Oleh Husna Nashihin
Gotong royong atau bekerja sama merupakan perwujudan prinsip “ringan sama dijinjing, berat sama dipikul” yang berlaku dan dikedepankan di Indonesia sejak zaman pra-kemerdekaan sampai sekarang. Bahkan, kemerdekaan Indonesia sendiri merupakan buah keberhasilan dari gotong royong semua anak bangsa.
Namun sangat disayangkan, sikap ini semakin terkikis dengan semakin derasnya arus modernisasi. Bahkan, arus ini berhasil menghantarkan pandangan generasi bangsa saat ini pada sebuah kesimpulan bahwa gotong royong merupakan sikap kuno dan kolot, bahkan menjadi beban yang mengganggu kebebasan waktu dan tenaga.
Lantas, jika cara pandang yang seperti ini yang justru berkembang pesat, dimanakah pendidikan saat ini yang seharusnya berfungsi sebagai tonggak perubahan sosial? Solusinya, apakah pendidikan saat ini juga harus mengutamakan kebudayaan masyarakat sebagai basis pendidikannya?
Yogyakarta sebagai pusat budaya Jawa agaknya memiliki strategi ampuh dalam melestarikan sikap gotong royong. Pendidikan gotong royong ditanamkan melalui budaya “Nyumbang” dan “Nonjok”. Nyumbang berasal dari kata sumbang yang artinya “memberi”, sedangkan Nonjok berarti “memukul” yang dalam konteks budaya ini harus dimaknai secara filosofis sebagai “balasan memberi”. Artinya antara Nyumbang dan Nonjok sebenarnya merupakan serangkaian budaya yang berarti “saling memberi”.
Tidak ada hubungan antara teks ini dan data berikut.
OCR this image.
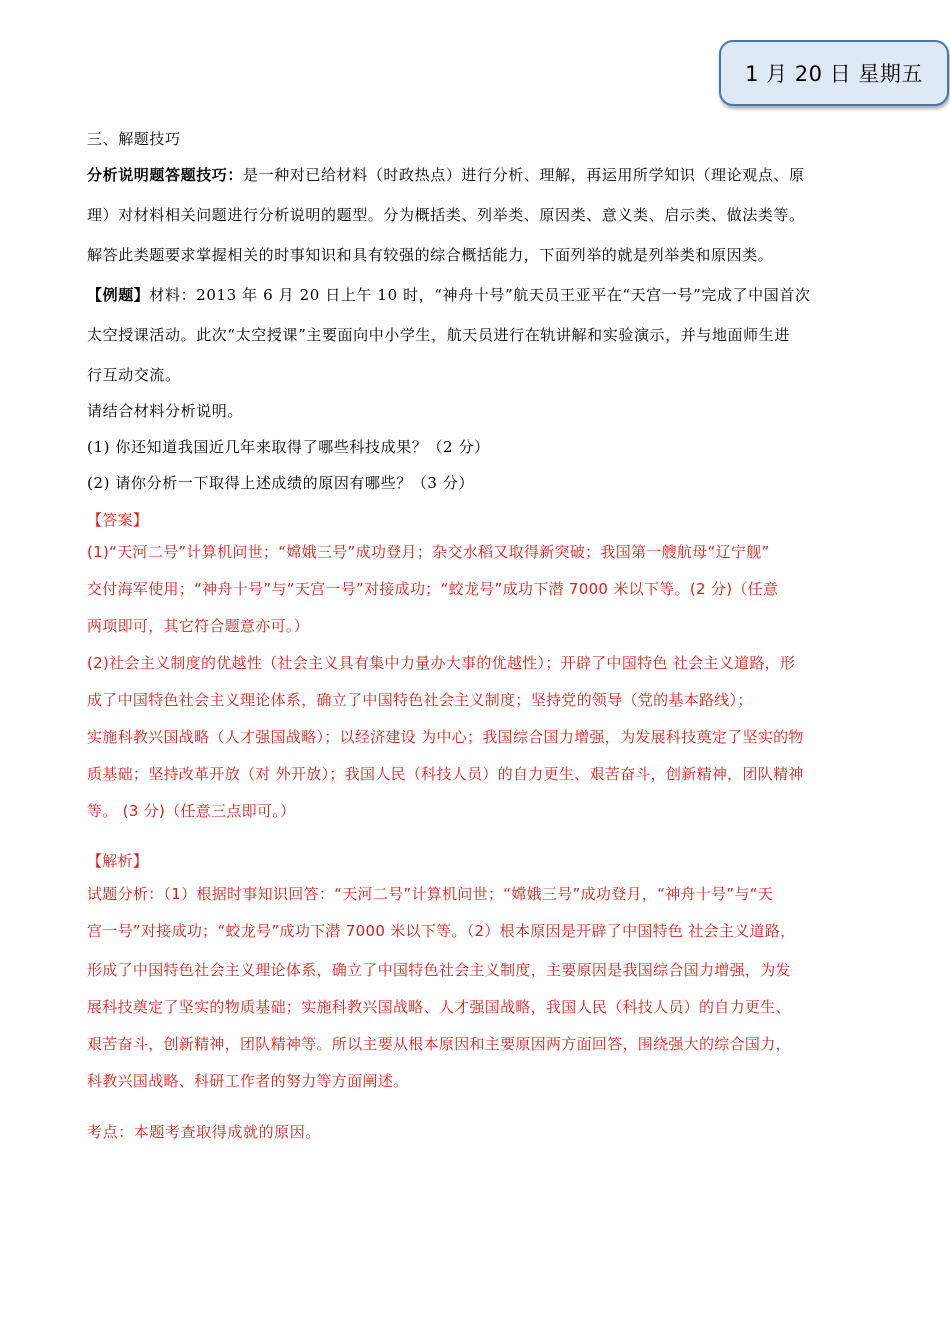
1 月 20 日 星期五
三、解题技巧
分析说明题答题技巧：是一种对已给材料（时政热点）进行分析、理解，再运用所学知识（理论观点、原
理）对材料相关问题进行分析说明的题型。分为概括类、列举类、原因类、意义类、启示类、做法类等。
解答此类题要求掌握相关的时事知识和具有较强的综合概括能力，下面列举的就是列举类和原因类。
【例题】材料：2013 年 6 月 20 日上午 10 时，“神舟十号”航天员王亚平在“天宫一号”完成了中国首次
太空授课活动。此次“太空授课”主要面向中小学生，航天员进行在轨讲解和实验演示，并与地面师生进
行互动交流。
请结合材料分析说明。
(1) 你还知道我国近几年来取得了哪些科技成果？（2 分）
(2) 请你分析一下取得上述成绩的原因有哪些？（3 分）
【答案】
(1)“天河二号”计算机问世；“嫦娥三号”成功登月；杂交水稻又取得新突破；我国第一艘航母“辽宁舰”
交付海军使用；“神舟十号”与“天宫一号”对接成功；“蛟龙号”成功下潜 7000 米以下等。(2 分)（任意
两项即可，其它符合题意亦可。）
(2)社会主义制度的优越性（社会主义具有集中力量办大事的优越性）；开辟了中国特色 社会主义道路，形
成了中国特色社会主义理论体系，确立了中国特色社会主义制度；坚持党的领导（党的基本路线）；
实施科教兴国战略（人才强国战略）；以经济建设 为中心；我国综合国力增强，为发展科技奠定了坚实的物
质基础；坚持改革开放（对 外开放）；我国人民（科技人员）的自力更生、艰苦奋斗，创新精神，团队精神
等。 (3 分)（任意三点即可。）
【解析】
试题分析：（1）根据时事知识回答：“天河二号”计算机问世；“嫦娥三号”成功登月，“神舟十号”与“天
宫一号”对接成功；“蛟龙号”成功下潜 7000 米以下等。（2）根本原因是开辟了中国特色 社会主义道路，
形成了中国特色社会主义理论体系，确立了中国特色社会主义制度，主要原因是我国综合国力增强，为发
展科技奠定了坚实的物质基础；实施科教兴国战略、人才强国战略，我国人民（科技人员）的自力更生、
艰苦奋斗，创新精神，团队精神等。所以主要从根本原因和主要原因两方面回答，围绕强大的综合国力，
科教兴国战略、科研工作者的努力等方面阐述。
考点：本题考查取得成就的原因。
Sebenarnya budaya ini merupakan budaya Jawa yang masih dilakukan juga di sebagian wilayah Jawa Tengah, Jawa Timur, dan sebagian wilayah Jawa lainnya. Namun demikian, agaknya Yogyakarta menjadi daerah yang masih konsisten menjaga budaya ini dengan serius.
Budaya ini biasanya dilakukan setiap ada hajatan pada masyarakat Yogyakarta, seperti pernikahan, selametan, dan kelahiran bayi. Selanjutnya, para kerabat dekat dan masyarakat sekitar melakukan budaya “Nyumbang”. Sebagai balasannya, pihak yang memiliki hajat atau acara melakukan budaya “Nonjok” dengan mengantarkan sedekah balasan berupa makanan yang biasanya disebut “tonjokan”.
Bahkan, pada sebuah kasus terkadang uang yang disumbangkan nilainya tidak lebih banyak dari tonjokan atau makanan yang diantarkan oleh pihak yang punya hajat, begitu pula terkadang sebaliknya. Artinya, besar kecilnya nilai uang dan makanan tidak menjadi tolak ukur masyarakat Jawa, khususnya Yogyakarta dalam melakukan budaya Nyumbang dan Nonjok. Semangat saling membantu atau gotong royong dalam memikul acara hajatan kerabat atau tetangga dekat menjadi nilai yang dikedepankan.
Sadar atau tidak, sebenarnya budaya seperti “Nyumbang” dan “Nonjok” inilah yang saat ini masih menjadi alat ampuh dalam menajaga sikap gotong royong khususnya masyarakat di Yogyakarta dan umumnya masyarakat di Jawa.
Sikap gotong royong yang mampu terjaga melalui budaya ini menjadi nilai mahal yang akan mampu menghantarkan pendidikan di Indonesia sebagai tonggak perubahan sosial yang selama ini dielu-elukan masyarakat terwujud.
Akankah pemikiran ini akan menjadi tujuan yang terwujud atau akankah hanya menjadi sebatas angan belaka? Jawaban kuncinya ada pada keseriusan dalam menjaga sinergitas antara pendidikan dan kebudayaan untuk bisa berjalan beriringan. Menjadikan budaya “Nyumbang” dan “Nonjok” merupakan salah satu upaya kongkrit dalam mensinergikan antara pendidikan dan kebudayaan di Indonesia.